Interleukin 23 (IL-23) is a proinflammatory cytokine that helps to maintain and activate T helper 17 (Th17) cells, the primary pathogenic cells in psoriasis. IL-23 plays a key role in the pathogenesis of psoriasis, as indicated by the association between the disease and mutations in components of the IL-23 signaling pathway, such as IL23R. Antagonism of the p19 subunit of IL-23 (IL-23p19) has proven to have robust efficacy and a favorable safety profile in the treatment of psoriasis.

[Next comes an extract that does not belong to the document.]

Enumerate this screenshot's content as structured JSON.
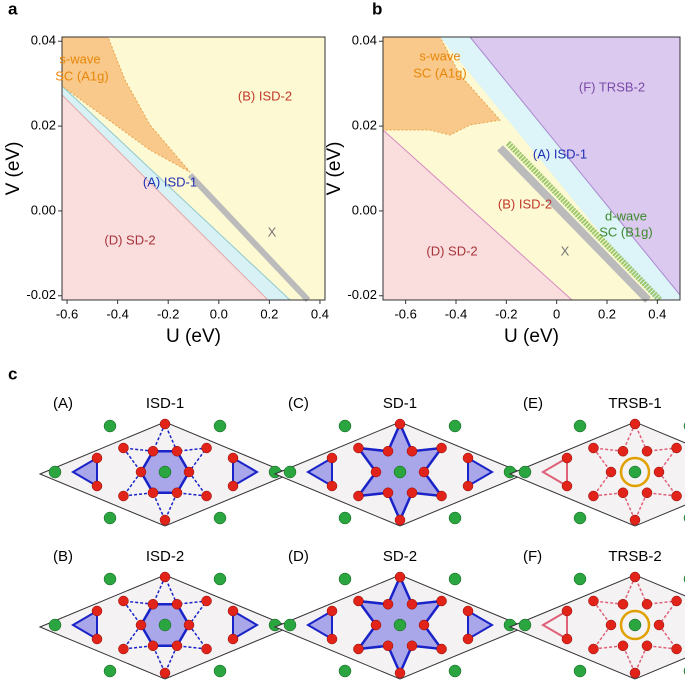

ORKA-001 is a novel, extended half-life, humanized IgG1 monoclonal antibody that binds IL-23p19. ORKA-001 has been engineered to have optimized properties with the aim of delivering an enhanced clinical profile compared to current treatments for psoriasis.

Materials & Methods:

ORKA-001 was evaluated in multiple in vitro and ex vivo assays in comparison to two benchmark antibodies that target IL-23p19: risankizumab (RIS) and guselkumab (GUS). Binding affinity to IL-23 was determined by surface plasmon resonance (SPR). Antagonism of human IL-23 signaling was evaluated via assays measuring STAT3 activity in cell lines. Inhibition of IL-23-induced IL-17 secretion was assessed using in vitro cellular assays, including in human peripheral blood mononuclear cells (PBMC). Half-life extension was measured via pharmacokinetic (PK) analysis in cynomolgus monkeys dosed with a single bolus of ORKA-001.

Results:

ORKA-001 binds specifically to human IL-23 with an affinity below 20pM. It potently inhibits STAT3 activity in cell lines and IL-17 secretion in IL-23-stimulated human PBMC. IL-23 binding affinity and functional potencies for IL-23 antagonism are comparable to or better than those of RIS and GUS. The half-life of ORKA-001 is significantly extended in cynomolgus monkeys compared to both RIS and GUS. Based on allometric scaling of the clearance of ORKA-001 observed in this study, predictive simulations of ORKA-001 PK in humans suggest that subcutaneous maintenance dosing every six to twelve months could be achieved while maintaining high antibody exposures.

Conclusion:

ORKA-001 exhibits high selectivity and affinity for IL-23 in vitro, potent inhibition of downstream cellular signaling ex vivo, and an extended half-life in non-human primates compared to RIS and GUS.  Both affinity and antibody exposure have been shown to have a positive correlation with efficacy in psoriasis, and ORKA-001 has the potential to exceed RIS and GUS on both metrics while requiring significantly fewer doses per year. In total, these data provide preclinical evidence of ORKA-001's clinical potential to improve upon currently available therapies for psoriasis. Clinical studies are warranted to demonstrate this potential.